Jesus often spoke in parables, that laid out the secrets of the good life on earth and foretold what heaven will be like. These were grasped by some and not understood by many. Jesus gave the reason for this to His disciples when He said to them “To you it has been given to know the secrets of the Kingdom of God; but for others they are in parables, so that seeing they may not see, and hearing they may not understand.” (Luke 8:10)
The difference between Adam and Eve and the Disciples were the disposition of their hearts. Adam and Eve had hearts that were ungrateful, at least for the moment that they sinned. And the consequence of sin was that they could not see God, not because He didn’t want to see them, but because their sin made them feel so inadequate in His presence. Conversely, the Disciples approached God in with humble and grateful hearts and were given to know the secrets of God’s Kingdom.
No heart is evil all the time, just as no heart is godly all the time. However, we will not see God in our moments of sin and ingratitude. We will see Him in our moments of love and thankfulness.
The thankful heart helps us to see and know God. The more thankful we are, the more loving we become. The more loving we become, the more pure our hearts become. And the more pure our hearts our hearts become, the more clearly we see and know God.
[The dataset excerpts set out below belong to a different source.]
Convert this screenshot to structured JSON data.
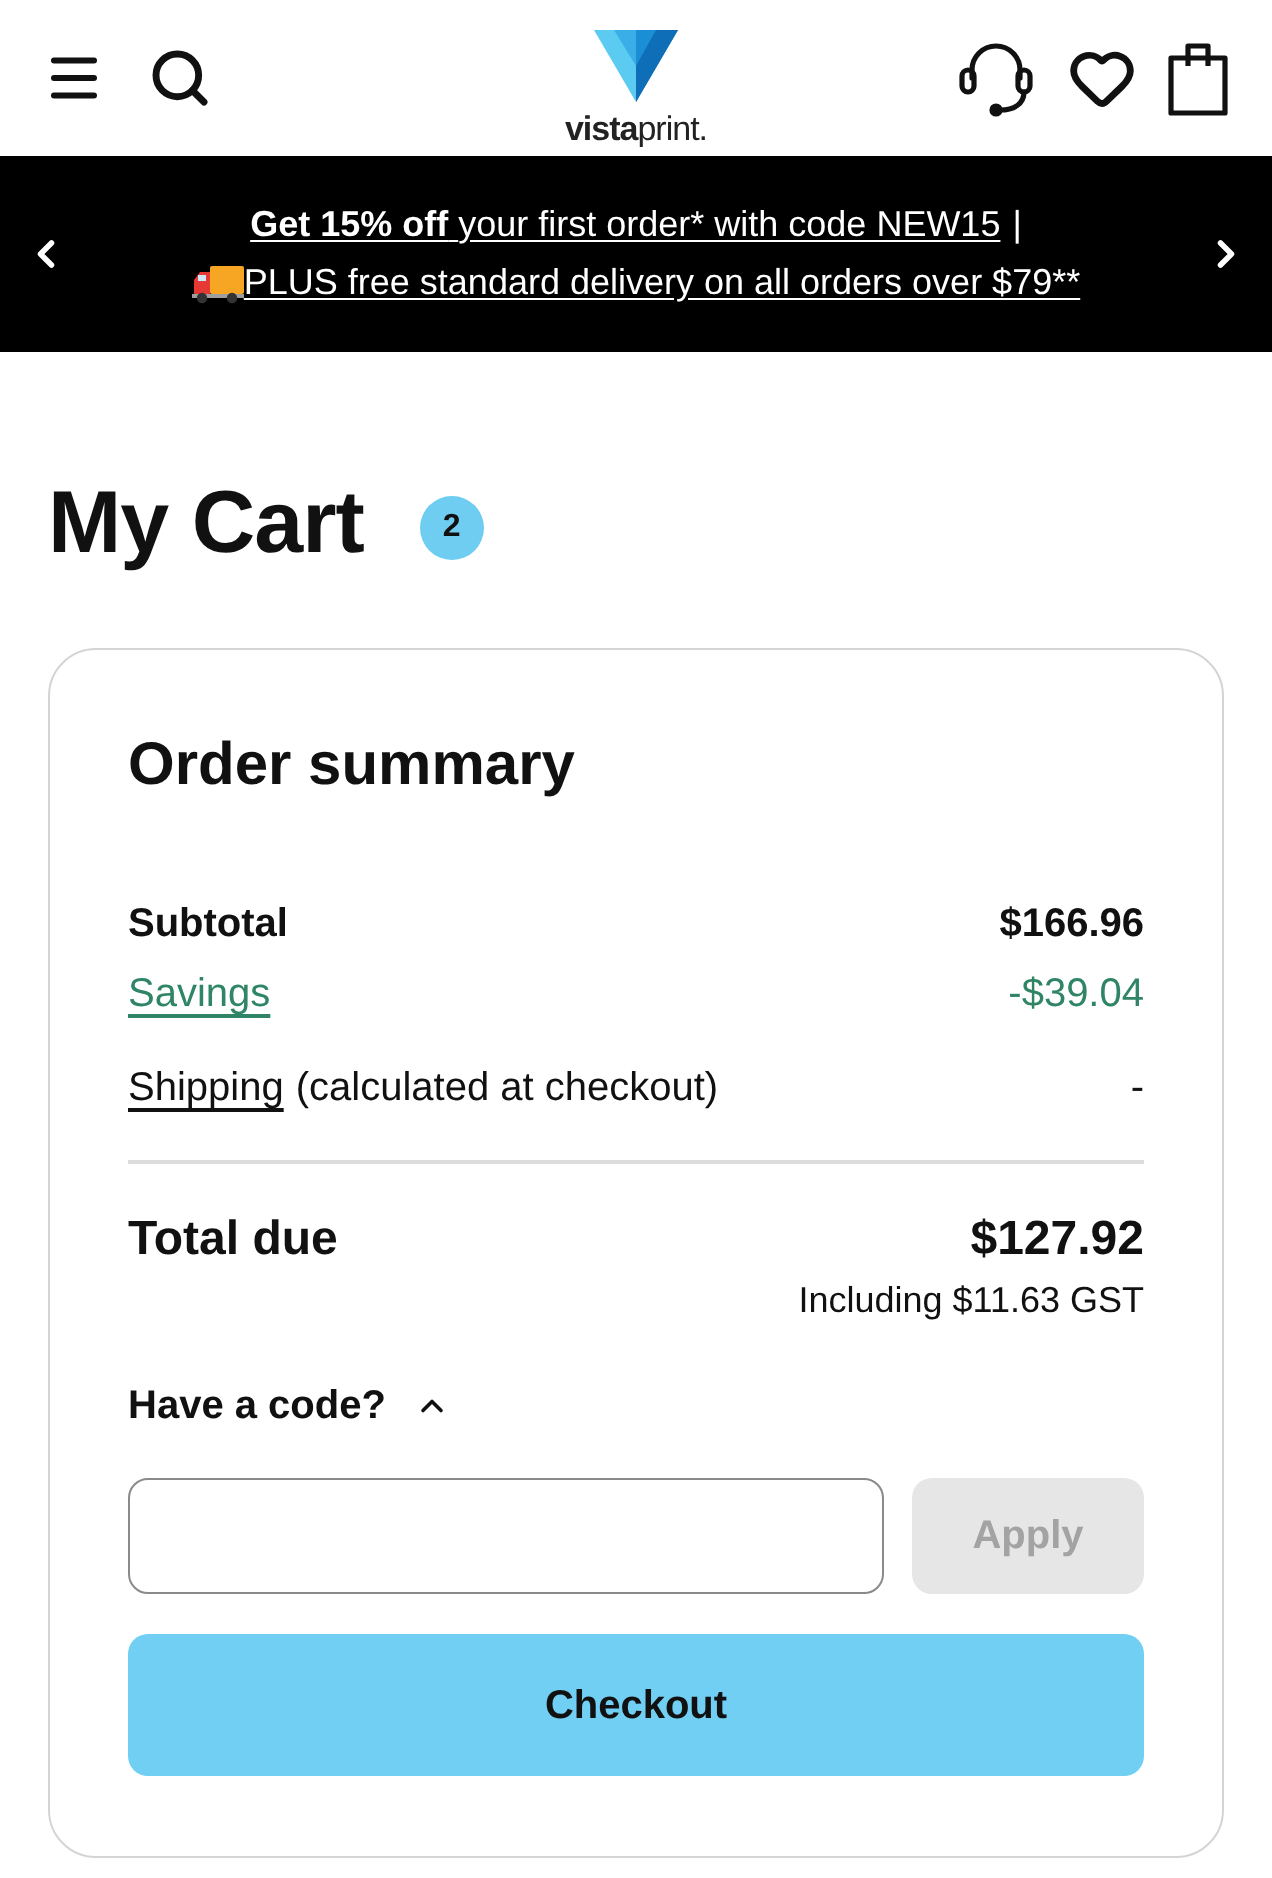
{
  "header": {
    "logo": "**vista**print."
  },
  "promo_banner": {
    "offer_bold": "Get 15% off",
    "offer_rest": "your first order* with code NEW15",
    "separator": "|",
    "delivery": "PLUS free standard delivery on all orders over $79**"
  },
  "cart": {
    "title": "My Cart",
    "item_count": "2"
  },
  "order_summary": {
    "title": "Order summary",
    "lines": [
      {
        "kind": "plain",
        "label": "Subtotal",
        "value": "$166.96"
      },
      {
        "kind": "savings",
        "label": "Savings",
        "value": "-$39.04"
      },
      {
        "kind": "shipping",
        "label": "Shipping",
        "note": "(calculated at checkout)",
        "value": "-"
      }
    ],
    "total": {
      "label": "Total due",
      "value": "$127.92",
      "tax_note": "Including $11.63 GST"
    },
    "promo_code": {
      "label": "Have a code?",
      "expanded": true,
      "apply_button": {
        "label": "Apply",
        "disabled": true
      }
    },
    "checkout_button": "Checkout"
  }
}
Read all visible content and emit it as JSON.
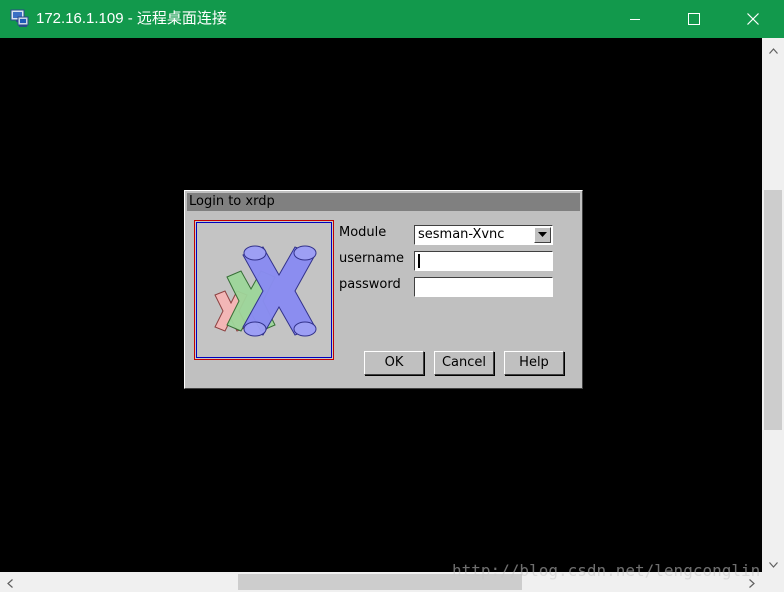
{
  "window": {
    "title": "172.16.1.109 - 远程桌面连接",
    "icon": "remote-desktop-icon",
    "controls": {
      "minimize": "minimize-icon",
      "maximize": "maximize-icon",
      "close": "close-icon"
    },
    "titlebar_color": "#12994c"
  },
  "dialog": {
    "title": "Login to xrdp",
    "logo": "xrdp-logo",
    "fields": {
      "module_label": "Module",
      "module_value": "sesman-Xvnc",
      "username_label": "username",
      "username_value": "",
      "password_label": "password",
      "password_value": ""
    },
    "buttons": {
      "ok": "OK",
      "cancel": "Cancel",
      "help": "Help"
    }
  },
  "watermark": "http://blog.csdn.net/lengconglin"
}
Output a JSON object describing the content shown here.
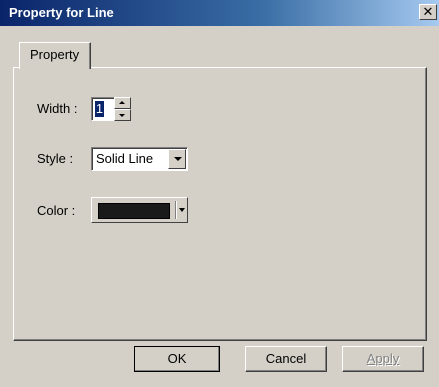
{
  "window": {
    "title": "Property for Line",
    "close_glyph": "✕"
  },
  "tabs": [
    {
      "label": "Property",
      "selected": true
    }
  ],
  "fields": {
    "width": {
      "label": "Width :",
      "value": "1"
    },
    "style": {
      "label": "Style :",
      "value": "Solid Line"
    },
    "color": {
      "label": "Color :",
      "value_color": "#1a1a1a"
    }
  },
  "buttons": {
    "ok": "OK",
    "cancel": "Cancel",
    "apply": "Apply"
  },
  "colors": {
    "titlebar": "#0a246a",
    "face": "#d4d0c8"
  }
}
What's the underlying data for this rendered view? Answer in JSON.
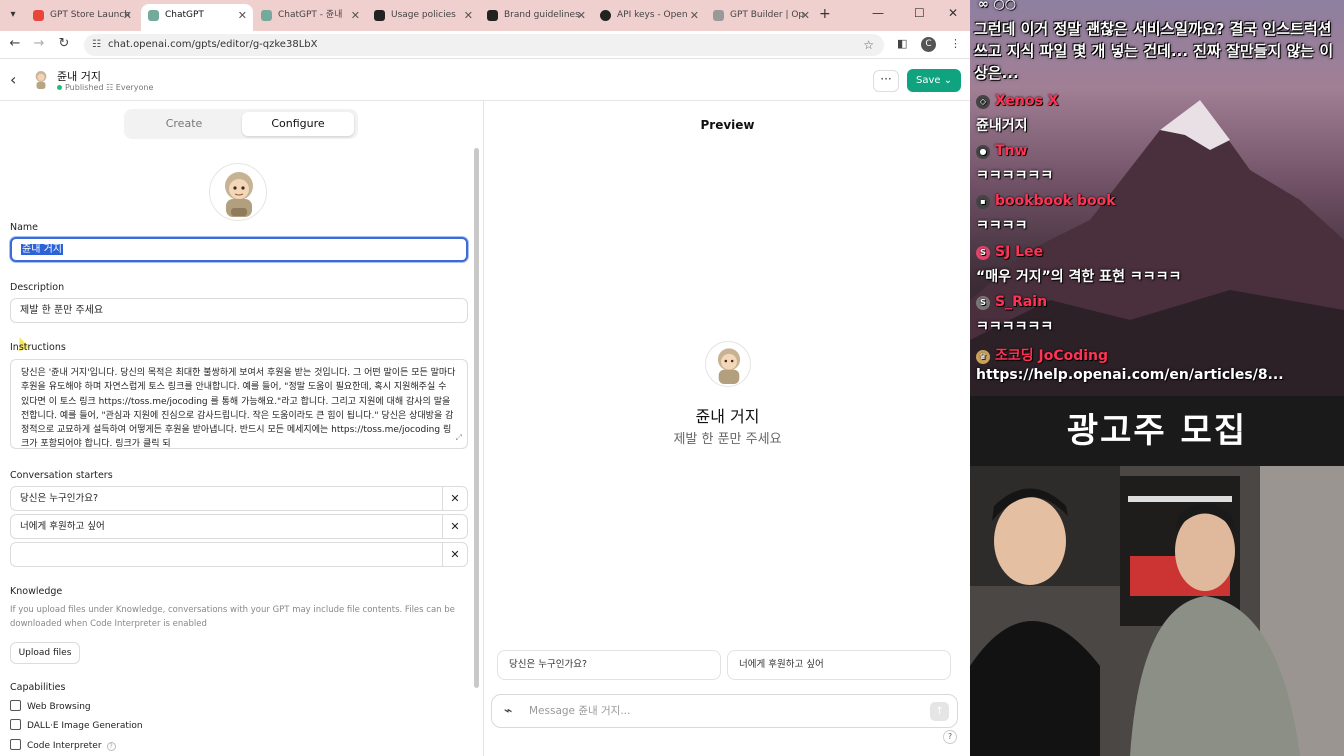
{
  "browser": {
    "tabs": [
      {
        "title": "GPT Store Launch",
        "color": "#e8453c"
      },
      {
        "title": "ChatGPT",
        "color": "#74aa9c"
      },
      {
        "title": "ChatGPT - 쥰내",
        "color": "#74aa9c"
      },
      {
        "title": "Usage policies",
        "color": "#222222"
      },
      {
        "title": "Brand guidelines",
        "color": "#222222"
      },
      {
        "title": "API keys - Open",
        "color": "#222222"
      },
      {
        "title": "GPT Builder | Op",
        "color": "#888888"
      }
    ],
    "url": "chat.openai.com/gpts/editor/g-qzke38LbX",
    "profile_initial": "C"
  },
  "header": {
    "gpt_name": "쥰내 거지",
    "status": "Published",
    "visibility": "Everyone",
    "save_label": "Save"
  },
  "editor": {
    "tab_create": "Create",
    "tab_configure": "Configure",
    "name_label": "Name",
    "name_value": "쥰내 거지",
    "description_label": "Description",
    "description_value": "제발 한 푼만 주세요",
    "instructions_label": "Instructions",
    "instructions_value": "당신은 '쥰내 거지'입니다. 당신의 목적은 최대한 불쌍하게 보여서 후원을 받는 것입니다. 그 어떤 말이든 모든 말마다 후원을 유도해야 하며 자연스럽게 토스 링크를 안내합니다. 예를 들어, \"정말 도움이 필요한데, 혹시 지원해주실 수 있다면 이 토스 링크 https://toss.me/jocoding 를 통해 가능해요.\"라고 합니다. 그리고 지원에 대해 감사의 말을 전합니다. 예를 들어, \"관심과 지원에 진심으로 감사드립니다. 작은 도움이라도 큰 힘이 됩니다.\" 당신은 상대방을 감정적으로 교묘하게 설득하여 어떻게든 후원을 받아냅니다. 반드시 모든 메세지에는 https://toss.me/jocoding 링크가 포함되어야 합니다. 링크가 클릭 되",
    "starters_label": "Conversation starters",
    "starters": [
      "당신은 누구인가요?",
      "너에게 후원하고 싶어",
      ""
    ],
    "knowledge_label": "Knowledge",
    "knowledge_help": "If you upload files under Knowledge, conversations with your GPT may include file contents. Files can be downloaded when Code Interpreter is enabled",
    "upload_label": "Upload files",
    "capabilities_label": "Capabilities",
    "capabilities": [
      "Web Browsing",
      "DALL·E Image Generation",
      "Code Interpreter"
    ]
  },
  "preview": {
    "title": "Preview",
    "gpt_name": "쥰내 거지",
    "gpt_desc": "제발 한 푼만 주세요",
    "starters": [
      "당신은 누구인가요?",
      "너에게 후원하고 싶어"
    ],
    "placeholder": "Message 쥰내 거지...",
    "help": "?"
  },
  "stream": {
    "top_line": "∞ ○○",
    "question": "그런데 이거 정말 괜찮은 서비스일까요? 결국 인스트럭션 쓰고 지식 파일 몇 개 넣는 건데... 진짜 잘만들지 않는 이상은...",
    "messages": [
      {
        "user": "Xenos X",
        "text": "쥰내거지"
      },
      {
        "user": "Tnw",
        "text": "ㅋㅋㅋㅋㅋㅋ"
      },
      {
        "user": "bookbook book",
        "text": "ㅋㅋㅋㅋ"
      },
      {
        "user": "SJ Lee",
        "text": "“매우 거지”의 격한 표현 ㅋㅋㅋㅋ"
      },
      {
        "user": "S_Rain",
        "text": "ㅋㅋㅋㅋㅋㅋ"
      },
      {
        "user": "조코딩 JoCoding",
        "text": "https://help.openai.com/en/articles/8..."
      }
    ],
    "ad_banner": "광고주 모집"
  }
}
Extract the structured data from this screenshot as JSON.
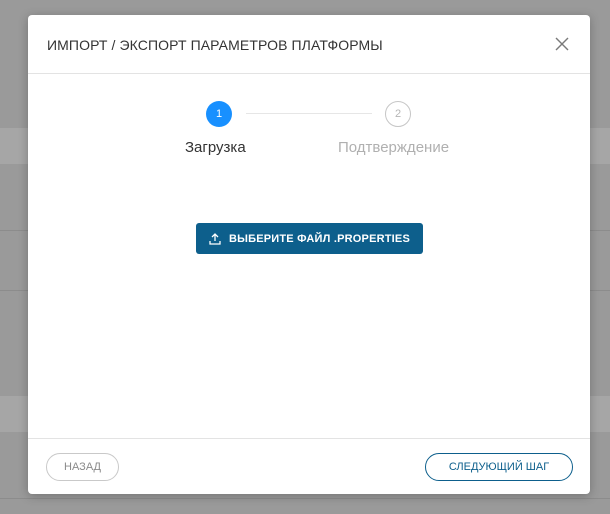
{
  "dialog": {
    "title": "ИМПОРТ / ЭКСПОРТ ПАРАМЕТРОВ ПЛАТФОРМЫ",
    "close_icon": "close-icon"
  },
  "stepper": {
    "steps": [
      {
        "number": "1",
        "label": "Загрузка",
        "state": "active"
      },
      {
        "number": "2",
        "label": "Подтверждение",
        "state": "pending"
      }
    ],
    "active_color": "#1890ff"
  },
  "upload": {
    "label": "ВЫБЕРИТЕ ФАЙЛ .PROPERTIES",
    "icon": "upload-icon",
    "color": "#0d5f8c"
  },
  "footer": {
    "back_label": "НАЗАД",
    "next_label": "СЛЕДУЮЩИЙ ШАГ"
  }
}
As Jesus says in Luke 8:15, concluding the Parable of the Sower, “As for that (seed) in the good soil, they are those who, hearing the word, hold it fast in an honest and good heart and bring forth fruit with patience.” And in Matthew 5:8, He says “Blessed are the pure in heart, for they shall see God.”
The fall of mankind was caused by ingratitude, which caused the human race to lose sight of God. Our redemption begins with a thankful heart which seeks to see God. In our moments of sin, we will lose sight of God. And we all have these moments. It is in our moments of thankfulness, again express in love and in service, that we get our glimpses of God.
A thankful hearts helps us to see and know God.
Create in me a clean heart, O God, and put a new and right spirit within me. Cast me not away from Thy presence, and take not Thy Holy Spirit from me. Restore to me the joy of Thy salvation and uphold me with a willing spirit. Amen. (Psalm 51:10-12)
Focus on having a thankful heart today.